Elbette hayır. Önemli olan ne anlatılmak istendiğinin bilinmesidir. İyi bilinmesidir. Önce anlatabilecek şeylerimiz olduğuna karar vermeliyiz. Anlatmak istediklerimiz ya kendimize, toplum içindeki yerimize, kavgalarımıza ya da muhalefetimize, ..mize bağlıdır ya da okuduğumuz bir metni araç olarak kullanabilmemize. Anlatmak istediğimizi sahne üstünde seyirciye ulaştırabiliyorsak bu kendimizin ya da başkasının “edebi metni” sayesindedir. Sahnedeki ilk adım “hep edebi” metindir.
-Uyarlama yapılırken aslolan yazarın yarattığı atmosferi mi yoksa mevcut dramatik yapı ve öyküyü sahneye taşımak mı? ya da birinden biri tercih edilmek durumunda mı?
Uyarlamaya niye gerek duyduğumuza bağlı. Uyarlamaya niyetlenmek için bir nedenimiz olmalı. Ne anlatmak istiyoruz ya da bizi ne etkiledi ki o’nu seyirciyle, okuyucuyla paylaşmak istiyoruz.
-Aslına sadık kalmak bazen oyunu tiyatrodan uzaklaştırabiliyor. örneğin anlatıcının sırtına anlatımı yüklemek. gerçekten tiyatroya dönüştürmek de asıl eserin özünü ıskalayabiliyor, edebi değerinden ödün verebiliyor. Uyarlamanın sınırı nerede başlıyor, nerede bitiyor?

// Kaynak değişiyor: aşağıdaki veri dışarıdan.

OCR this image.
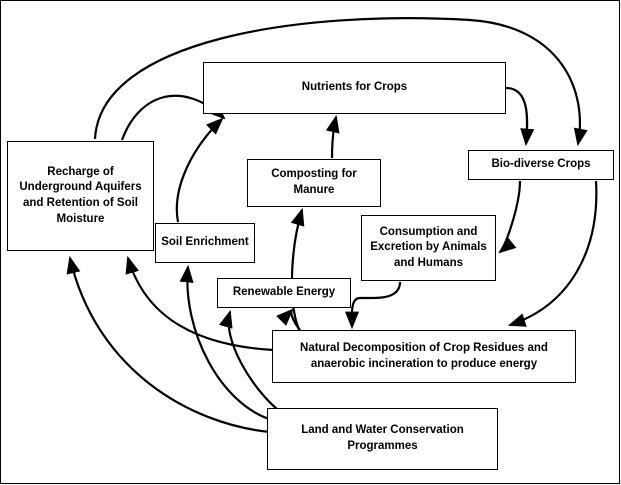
Nutrients for Crops
Bio-diverse Crops
Recharge of Underground Aquifers and Retention of Soil Moisture
Composting for Manure
Soil Enrichment
Consumption and Excretion by Animals and Humans
Renewable Energy
Natural Decomposition of Crop Residues and anaerobic incineration to produce energy
Land and Water Conservation Programmes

Bence sınırlar yok. Bu tür kısıtlamalara karşıyım. Önemli olan “anlatmak” istemek, paylaşmak, aktarmak. Anlatamadan yapamadığımız zaman gerçekten işler yürüyor. Anlatamadan yapamamak. Asıl eserin özü istenmeden ya da beceriksizlik nedeniyle ıskalanmışsa da bu son değil. Anlatmak, paylaşmak isteyen, anlatamadan yapamayan biri var, anlatıyor.. Ne olur beceremezse ?? On kere daha yapılır. Gogol’ün “Ölü Canları” nın onlarca uyarlaması var, ya da Rabelais’nin “Gargantua”sının, ya da “Gılgamış”ın ya da Dede Korkut Hikayeleri’nin. Yazıla bozula elde edeceğiz klasik olmayı, her dakika uyarlamayla yaratan Shakespeare Goldoni,Moliere ya da B.Brecht ya da Ahmet Vefik Paşa ya da Haldun Taner olmayı..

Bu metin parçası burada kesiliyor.